I am thinking about the two grizzly bears at our local zoo that had to be killed in the 90’s because one of them scratched a child who jumped into their caged area. They could then confirm that neither animal had rabies.

Why is there not a more novel way to test for rabies? And why can’t the human be tested for it?

In: 357

Because the best test for rabies in animals, is an antibody test that requires a large portion of the animals fresh brain, and multiple areas must be tested to rule out the disease (and assess the risk to human at risk).
Even the constellation of tests the use to try to determine if a human has the disease isn’t as accurate, and since Rabies is so lethal you’re not going to risk doing a test that could say the animal is negative when it isn’t.

Because rabies principally infects the central nervous system, which means you need a portion of the central nervous system (i.e., brain tissue) to test. The standard is to sample from 2 different parts of the brain.

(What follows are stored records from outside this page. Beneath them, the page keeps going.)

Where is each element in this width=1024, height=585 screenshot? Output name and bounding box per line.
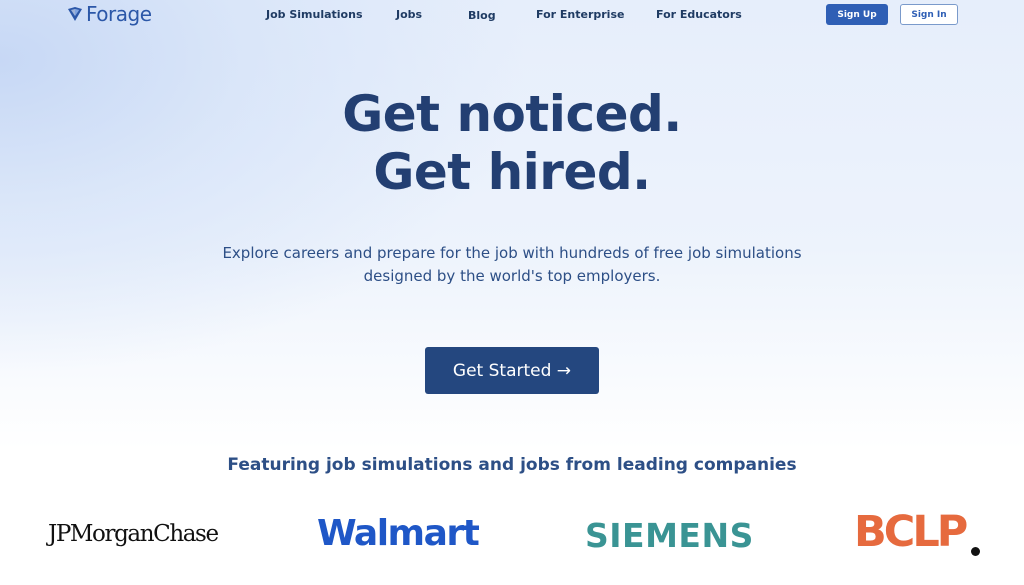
forage-logo[interactable]: Forage <box>67 2 152 26</box>
bclp-logo-dot <box>971 547 980 556</box>
subtitle-line-1: Explore careers and prepare for the job … <box>222 244 802 262</box>
nav-for-enterprise[interactable]: For Enterprise <box>536 8 624 21</box>
sign-up-button[interactable]: Sign Up <box>826 4 888 25</box>
top-nav: Forage Job Simulations Jobs Blog For Ent… <box>0 0 1024 30</box>
bclp-logo: BCLP <box>854 507 968 557</box>
get-started-button[interactable]: Get Started → <box>425 347 599 394</box>
subtitle-line-2: designed by the world's top employers. <box>363 267 661 285</box>
jpmorganchase-logo: JPMorganChase <box>48 521 219 547</box>
walmart-logo: Walmart <box>317 513 480 554</box>
forage-logo-icon <box>67 6 83 22</box>
headline-line-1: Get noticed. <box>342 85 682 143</box>
featuring-heading: Featuring job simulations and jobs from … <box>227 455 797 475</box>
siemens-logo: SIEMENS <box>585 516 754 555</box>
sign-in-button[interactable]: Sign In <box>900 4 958 25</box>
logo-wordmark: Forage <box>86 2 152 26</box>
headline-line-2: Get hired. <box>373 143 651 201</box>
nav-for-educators[interactable]: For Educators <box>656 8 742 21</box>
nav-job-simulations[interactable]: Job Simulations <box>266 8 363 21</box>
nav-blog[interactable]: Blog <box>468 9 496 22</box>
nav-jobs[interactable]: Jobs <box>396 8 422 21</box>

It’s just not possible to do this and keep the animal alive.

Nowadays it’s become possible to test for rabies without killing the animal, but they haven’t been conclusively proven to be as reliable as directly testing brain tissue, and because rabies is essentially 100% fatal, the risk is too high to justify using a testing method that might not be certain.

Once you as a human show the first symptoms of having rabies YOU ARE DEAD. There is 100% chance of dead and there is nothing that can be done at that point.

About detection from [WHO (World Health Organization)](https://www.who.int/news-room/fact-sheets/detail/rabies)

>Current diagnostic tools are not suitable for detecting rabies infection before the onset of clinical disease.

So you can have it and we can’t tell until it’s too late to do anything about it.

As for why we need to kill the animal? We need to check their brain for the virus.

Rabies doesn’t raise a lot of antibodies, so blood and saliva tests are not conclusive; even CSF tests aren’t perfectly reliable. The most reliable and “gold standard” test requires sampling tissue from various regions of the animal’s brain. That process isn’t compatible with life, so the animal is euthanized in a humane manner.

The reason they test for the infection is because rabies is fatal if not treated prior to the onset of symptoms, and you don’t want to give the vaccine unnecessarily because not much is made and the treatment in humans consists of an expensive ($3,000 up to $10,000 in US) course of 3-4 inoculations, which are often painful and have strong side effects (short term).

This all makes me understand better why Great Britain had a six month quarantine even on house pets since there is zero presence of rabies in Great Britain. There is now a workaround for a chipped animal and testing them before traveling but for a long time it was six months.